Da qui si può passare al secondo punto di lettura del volume, quello che
interroga la dimensione storica. Notoriamente, la linea culturale e politica
togliattiana coincideva con quella dello storicismo italiano, quella che da
Croce e De Sanctis arriva al Gramsci canonizzato dal segretario comunista, ha
prediletto la narrazione del Risorgimento come guerra di liberazione incompiuta
di cui la Questione Meridionale rappresentava una emergenza che poteva essere
colmata solo dalla modernizzazione e dalla democrazia progressiva, appiattendo
la geniale intuizione gramsciana dell’unità tra operai e contadini sulla
direzione politica dei primi sui secondi. Il Gramsci minore di Conelli invece
rompe questa lettura, puntando lo sguardo invece sulle altre storie e sulle
loro ambiguità.
Il campo storico della Questione Meridionale, seguendo la macchina
narrativa del Risorgimento, è stato appiattito lungo due linee di ricerca:
quella che esalta gli effetti di modernizzazione a tutti i livelli del processo
di unificazione, e quella revanchista- alimentata sempre di più negli ultimi anni
dai processi di pauperizzazione estesamente in atto nel meridione generati
dalla crisi economica globale partita nel 2007-2008 e ancora non conclusa- che
esalta il Meridione pre-unitario, in termini legittimisti e con tonalità
estesamente nostalgiche. Per quanto riguarda la prima linea di analisi storica,
ciò che emerge è il tentativo da parte degli agenti politici e degli
intellettuali che misero l’accento sul problema meridionale come problema di
portata nazionale (Franchetti e Sonnino, ad esempio) di colmare le evidenti
differenzi presenti attraverso la costruzione di una specifica identità legata
alla comunità immaginaria italiana. Gli importanti studi di Banti, Diop e
Giuliani hanno infatti dimostrato come l’antropologia identitaria della nazione
italiana è stata prodotta attraverso una specifica collocazione geografiche che
rende la razza un dispositivo a doppia velocità con cui confrontarsi e a cui
appartenere. La razza italica è stata infatti costruita come una invariante
universale con alcune specifiche caratteristiche- il colore della pelle,
l’appartenenza territoriale, attraverso il riconoscimento di quelle che Furio
Jesi ha chiamato «idee senza parole» come la religione o il mito di Roma.

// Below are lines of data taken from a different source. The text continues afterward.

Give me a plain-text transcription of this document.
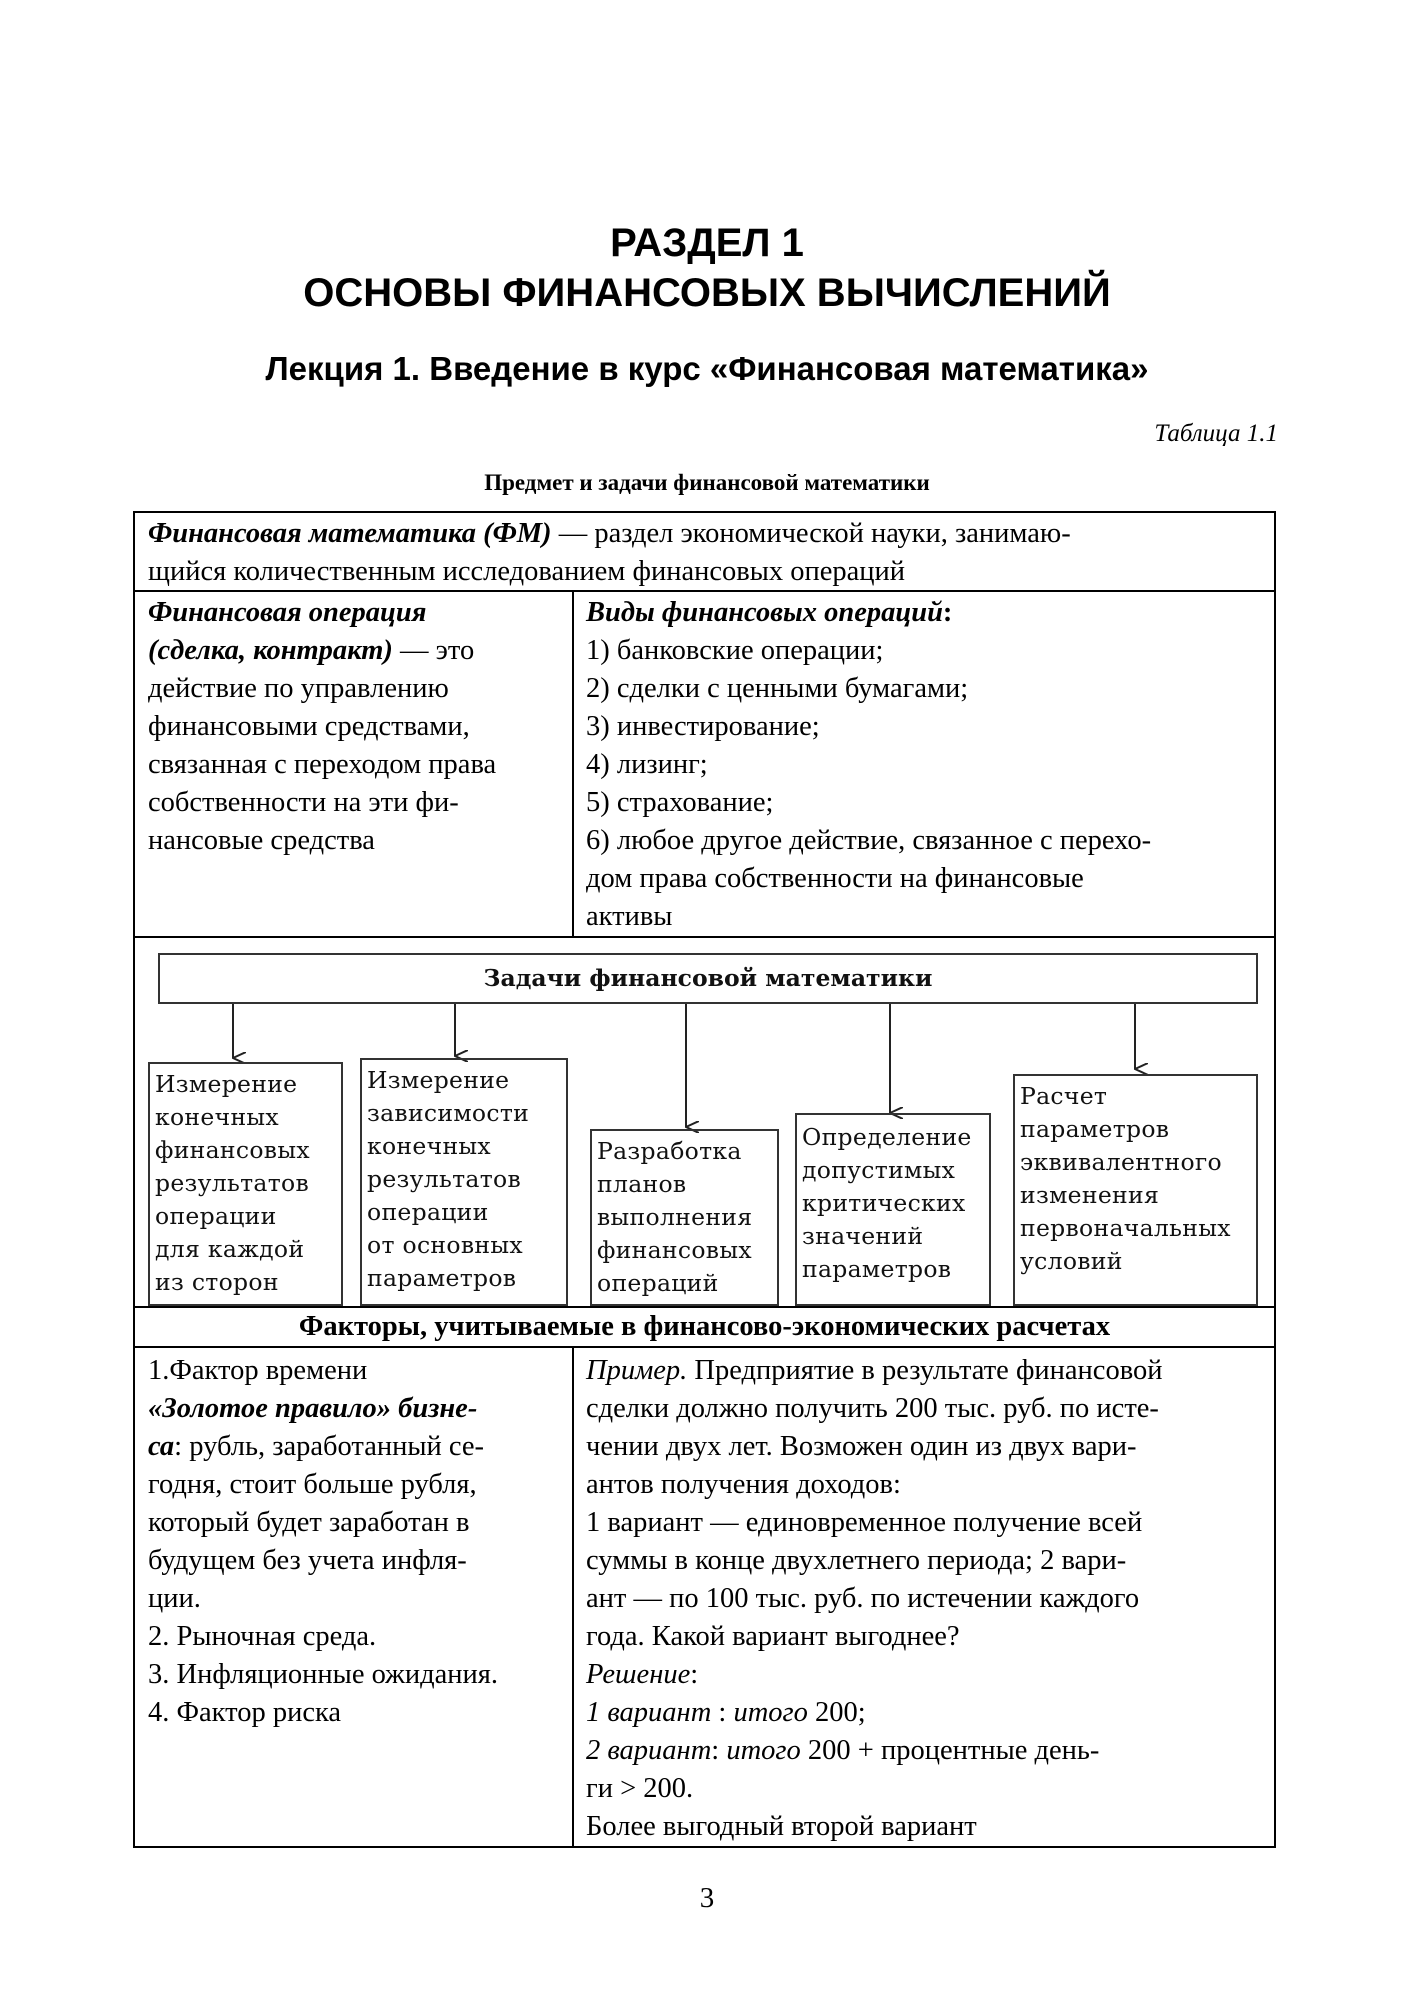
РАЗДЕЛ 1
ОСНОВЫ ФИНАНСОВЫХ ВЫЧИСЛЕНИЙ
Лекция 1. Введение в курс «Финансовая математика»
Таблица 1.1
Предмет и задачи финансовой математики

Финансовая математика (ФМ) — раздел экономической науки, занимаю-

щийся количественным исследованием финансовых операций

Финансовая операция

(сделка, контракт) — это

действие по управлению

финансовыми средствами,

связанная с переходом права

собственности на эти фи-

нансовые средства

Виды финансовых операций:

1) банковские операции;

2) сделки с ценными бумагами;

3) инвестирование;

4) лизинг;

5) страхование;

6) любое другое действие, связанное с перехо-

дом права собственности на финансовые

активы

Задачи финансовой математики
Измерение
конечных
финансовых
результатов
операции
для каждой
из сторон
Измерение
зависимости
конечных
результатов
операции
от основных
параметров
Разработка
планов
выполнения
финансовых
операций
Определение
допустимых
критических
значений
параметров
Расчет
параметров
эквивалентного
изменения
первоначальных
условий
Факторы, учитываемые в финансово-экономических расчетах

1.Фактор времени

«Золотое правило» бизне-

са: рубль, заработанный се-

годня, стоит больше рубля,

который будет заработан в

будущем без учета инфля-

ции.

2. Рыночная среда.

3. Инфляционные ожидания.

4. Фактор риска

Пример. Предприятие в результате финансовой

сделки должно получить 200 тыс. руб. по исте-

чении двух лет. Возможен один из двух вари-

антов получения доходов:

1 вариант — единовременное получение всей

суммы в конце двухлетнего периода; 2 вари-

ант — по 100 тыс. руб. по истечении каждого

года. Какой вариант выгоднее?

Решение:

1 вариант : итого 200;

2 вариант: итого 200 + процентные день-

ги > 200.

Более выгодный второй вариант

3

Tagliando il campo in maniera estremamente esemplificativa, da un lato le
narrazioni storiche hanno individuato la figura del colonizzatore, agente del
Progresso, e dall’altra l’emigrante, costretto ad abbandonare la propria terra.
Se la figura del colonizzatore può essere serenamente considerata il punto di
connessione tra processo unitario e avventure coloniali, la figura
dell’emigrante emerge come elemento di una cartografia globale alternativa.
Attraverso le formulazioni di Choate, infatti, Conelli evidenzia la presenza di
una «nazione globale» degli emigranti italiani, in grado di costruire ed
implementare catene affettive alternative e connessioni tra diversi spazi, così
da inquadrare, ancora più nel dettaglio, la dimensione materialmente globale
dei Sud.
La seconda linea di analisi storica, che per praticità può essere definita
neo-borbonica, astrae dal contesto materiale le vessazioni, i soprusi e le
privazioni causate dalla governance post-unitaria e le proietta nella nostalgia
di un passato rassicurante. Pur nella propria ambivalenza, questa narrazione è
in grado di squarciare il velo su quello che Conelli chiama «lato oscuro del
Risorgimento», procedendo ad una decostruzione di questo mito fondativo. Le
questioni più spinose sono quelle che interrogano gli effetti delle
formulazioni lombrosiane sui processi di assoggettamento delle popolazioni
meridionali, ridotte e completamente appiattite sulla figura del «bandito».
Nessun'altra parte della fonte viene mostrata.